The guy looked invincible. He had no known vulnerabilities, not conscience, not scruples, not compunction. Even when he went on a downhill slide soon after launching his book—he was accused of giving his favorite senators millions in taxpayer money in the form of Christmas bonuses, he was accused of turning the Cagayan Special Economic Zone and Freeport into a smuggler’s paradise, his son lost in the elections after WikiLeaks reminded the world of his murder case—he seemed battered but
unbowed. Indeed, even after being tagged as one of the senators in cahoots with Napoles, he looked headed to shrug it off all over again.
Except, this time, for one thing. Ruby Tuason has given direct evidence not about him but about Gigi Reyes. Ruby Tuason has unfurled the specter of jail not on him but on Gigi Reyes.

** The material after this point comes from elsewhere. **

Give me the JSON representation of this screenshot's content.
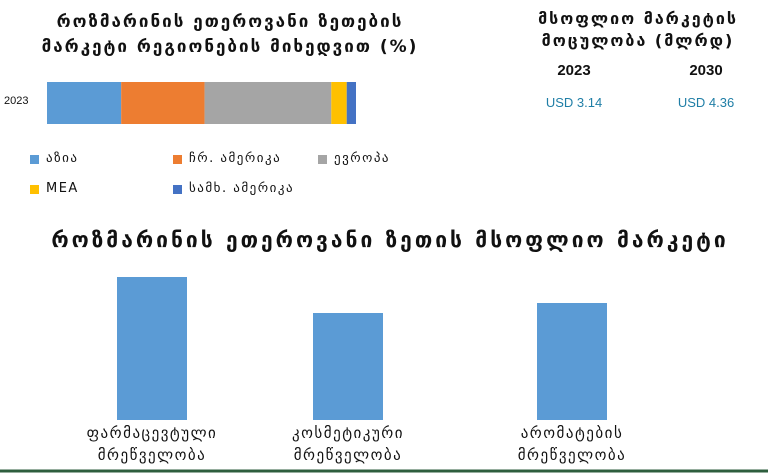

I remember again that scene in “Casablanca” where Humphrey Bogart tells Claude Rains, “This gun is pointed right at your heart,” to which Rains replies: “That is my least vulnerable spot.” As it turns out with Enrile, in his twilight years that is his most.
Contrary to Trillanes’ and Santiago’s interpretation that Tuason has spared Enrile, she has in fact put him in a bind. True enough, Tuason has given him a loophole. She hasn’t named him directly as a party to the transactions. Of course she knows how to add two and two together, as Trillanes and Santiago bid her do in front of them, but the law forbids her from doing so. She does not know it for a fact, she knows it only for an assumption. Legally—and Enrile, like Marcos, has always found in the legal the most formidable protection, apart from the most lethal weapon—Enrile can always say he had nothing to do with Reyes’ doings. Legally, he can always say what Reyes did is her own lookout. Legally, he can always hang her out to dry.
Or he can bail her out and, at risk of his own wellbeing, and freedom, admit freely that all Reyes has done she has done for him. It won’t do to just try to discredit Tuason by calling her a liar to her face, his capacity to call anyone a liar, like Jinggoy’s, particularly after his autobiography, not being there, never mind Tuason’s own credibility.
So, what’s it going to be? Will he be playing a role in the movie, “Hanggang Dito Na Lamang at Maraming Salamat,” or “Sa Dulo ng Walang Hanggan”? Will he be singing the line from Frank Sinatra’s song, “It’s Over,” “The loving was easy, it’s the living that’s hard”?
Or the song from “Chorus Line,” “What I Did For Love”?